La Digos ha effettuato un blitz nella casa di Gabriele Rubini, noto come Chef Rubio, nei Castelli Romani, sequestrando i suoi dispositivi elettronici e bloccando i suoi profili social. L’operazione, svolta su delega dell’autorità giudiziaria, è stata motivata da alcune dichiarazioni pubblicate dallo chef sui suoi canali social, in particolare sul profilo X, in cui esprimeva forti critiche contro le autorità israeliane.
A riferire dell’intervento è stato l’attivista Alberto Fazolo, che ha condiviso anche la foto della denuncia della Questura di Roma. La perquisizione è avvenuta il 17 luglio alle prime ore del mattino, quando gli agenti della Divisione investigazioni generali – Operazioni speciali, III Sezione Antiterrorismo Interno, hanno raggiunto la residenza di Rubini. Durante il blitz sono stati sequestrati tutti i dispositivi elettronici in suo possesso, inclusi smartphone, computer e chiavette USB.
Dopo l’operazione, Chef Rubio è stato accompagnato al commissariato di Frascati, dove è rimasto fino alla sera. L’obiettivo era quello di acquisire informazioni sulle sue attività online, con particolare attenzione a due post pubblicati il 21 e il 22 maggio, oltre a verificare le conversazioni private su app di messaggistica come Telegram e Signal. Secondo Fazolo, Chef Rubio è libero e sta bene, anche se per un po’ non potrà comunicare attraverso i suoi consueti canali.

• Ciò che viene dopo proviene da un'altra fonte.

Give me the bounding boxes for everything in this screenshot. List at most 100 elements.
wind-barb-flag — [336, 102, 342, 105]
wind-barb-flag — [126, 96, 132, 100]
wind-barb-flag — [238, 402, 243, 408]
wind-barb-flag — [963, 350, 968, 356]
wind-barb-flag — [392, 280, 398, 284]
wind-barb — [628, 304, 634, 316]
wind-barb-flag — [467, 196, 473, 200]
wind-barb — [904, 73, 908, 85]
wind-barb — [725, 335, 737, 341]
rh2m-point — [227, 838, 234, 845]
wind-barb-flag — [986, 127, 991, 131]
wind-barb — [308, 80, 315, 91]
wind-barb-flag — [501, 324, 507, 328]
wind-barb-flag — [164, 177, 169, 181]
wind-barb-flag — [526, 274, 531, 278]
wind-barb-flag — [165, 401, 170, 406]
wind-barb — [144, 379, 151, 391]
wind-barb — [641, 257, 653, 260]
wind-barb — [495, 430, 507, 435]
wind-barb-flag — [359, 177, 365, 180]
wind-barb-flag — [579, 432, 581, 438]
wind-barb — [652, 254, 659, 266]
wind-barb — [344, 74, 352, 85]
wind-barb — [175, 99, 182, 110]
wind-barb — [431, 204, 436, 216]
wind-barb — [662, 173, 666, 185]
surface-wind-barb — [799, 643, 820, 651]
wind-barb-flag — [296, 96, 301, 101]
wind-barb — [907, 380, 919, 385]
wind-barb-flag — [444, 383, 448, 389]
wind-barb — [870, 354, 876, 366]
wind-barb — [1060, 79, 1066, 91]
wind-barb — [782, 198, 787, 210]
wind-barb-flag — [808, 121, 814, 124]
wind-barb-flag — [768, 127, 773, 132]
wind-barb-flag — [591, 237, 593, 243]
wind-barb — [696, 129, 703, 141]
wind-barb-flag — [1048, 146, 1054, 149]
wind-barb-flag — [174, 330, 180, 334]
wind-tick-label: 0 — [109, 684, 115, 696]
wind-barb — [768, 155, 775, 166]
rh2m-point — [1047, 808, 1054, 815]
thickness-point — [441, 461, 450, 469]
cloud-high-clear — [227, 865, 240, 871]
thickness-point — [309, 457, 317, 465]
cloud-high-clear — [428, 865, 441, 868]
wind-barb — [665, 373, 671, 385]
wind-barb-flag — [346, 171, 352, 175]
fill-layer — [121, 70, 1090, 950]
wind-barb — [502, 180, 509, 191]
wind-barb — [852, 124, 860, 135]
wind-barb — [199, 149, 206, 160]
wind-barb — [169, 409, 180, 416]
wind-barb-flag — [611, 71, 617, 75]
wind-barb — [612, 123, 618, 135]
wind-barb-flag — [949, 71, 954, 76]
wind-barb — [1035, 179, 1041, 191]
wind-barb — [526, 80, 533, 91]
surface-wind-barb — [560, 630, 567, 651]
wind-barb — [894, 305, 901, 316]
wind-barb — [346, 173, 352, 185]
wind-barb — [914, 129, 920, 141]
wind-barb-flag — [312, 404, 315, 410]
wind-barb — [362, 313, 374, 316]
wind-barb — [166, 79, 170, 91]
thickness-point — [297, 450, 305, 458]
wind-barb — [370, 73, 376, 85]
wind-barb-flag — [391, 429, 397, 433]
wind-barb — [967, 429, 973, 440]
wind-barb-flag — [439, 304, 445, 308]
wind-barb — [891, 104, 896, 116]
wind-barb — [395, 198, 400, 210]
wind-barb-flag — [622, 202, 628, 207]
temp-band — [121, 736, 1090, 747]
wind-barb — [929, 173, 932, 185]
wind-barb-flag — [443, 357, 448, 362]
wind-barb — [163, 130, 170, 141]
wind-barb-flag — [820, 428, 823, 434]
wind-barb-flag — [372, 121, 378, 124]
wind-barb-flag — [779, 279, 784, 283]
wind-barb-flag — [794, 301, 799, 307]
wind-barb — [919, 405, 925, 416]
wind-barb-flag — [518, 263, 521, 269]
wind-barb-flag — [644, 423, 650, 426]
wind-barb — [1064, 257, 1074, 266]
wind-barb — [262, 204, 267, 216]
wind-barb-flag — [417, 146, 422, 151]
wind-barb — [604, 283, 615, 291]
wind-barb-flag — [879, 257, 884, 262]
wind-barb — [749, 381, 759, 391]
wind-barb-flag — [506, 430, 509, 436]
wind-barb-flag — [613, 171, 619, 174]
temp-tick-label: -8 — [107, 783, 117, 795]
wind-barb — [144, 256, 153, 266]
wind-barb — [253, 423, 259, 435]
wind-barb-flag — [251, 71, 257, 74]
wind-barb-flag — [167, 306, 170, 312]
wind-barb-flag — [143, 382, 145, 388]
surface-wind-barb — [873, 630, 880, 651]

I post oggetto della denuncia contenevano frasi molto dure, nelle quali lo chef manifestava la sua ferma opposizione al governo israeliano. Nel primo, Rubini esprimeva un giudizio molto severo, parlando di «genocidio in atto da 77 anni» e condannando il sionismo e il colonialismo, mentre esprimeva solidarietà alla Palestina e ai palestinesi. Nel secondo post, pubblicato dopo un attentato a Washington che aveva coinvolto diplomatici israeliani, si interrogava sulla differenza tra funzionari dell’ambasciata e soldati israeliani, accusando entrambi di ruoli nella repressione dei palestinesi.
La vicenda ha acceso un dibattito acceso sui limiti della libertà di espressione e sulla linea sottile tra critica politica e istigazione (nella fattispecie, all’antisemitismo). Da una parte si riconosce a Rubini il diritto di esprimere il proprio pensiero, dall’altra si evidenzia come alcune affermazioni possano rientrare nell’ambito di comportamenti passibili di indagine penale, soprattutto quando coinvolgono tematiche sensibili e potenziali incitazioni.
Il caso di Chef Rubio rappresenta una delle più recenti manifestazioni delle tensioni che possono nascere tra esponenti pubblici e le istituzioni quando il linguaggio adottato supera determinati limiti. Le autorità giudiziarie hanno il compito di verificare se i contenuti pubblicati possano configurare reati e, in tal caso, intervenire secondo quanto previsto dalla legge, assicurando però che la libertà di espressione venga tutelata nella giusta misura. In questo contesto, la vicenda di Rubini sottolinea l’importanza di riflettere sul ruolo dei social media come piazze pubbliche moderne, dove ogni parola può avere conseguenze reali, soprattutto quando tocca temi internazionali complessi e controversi.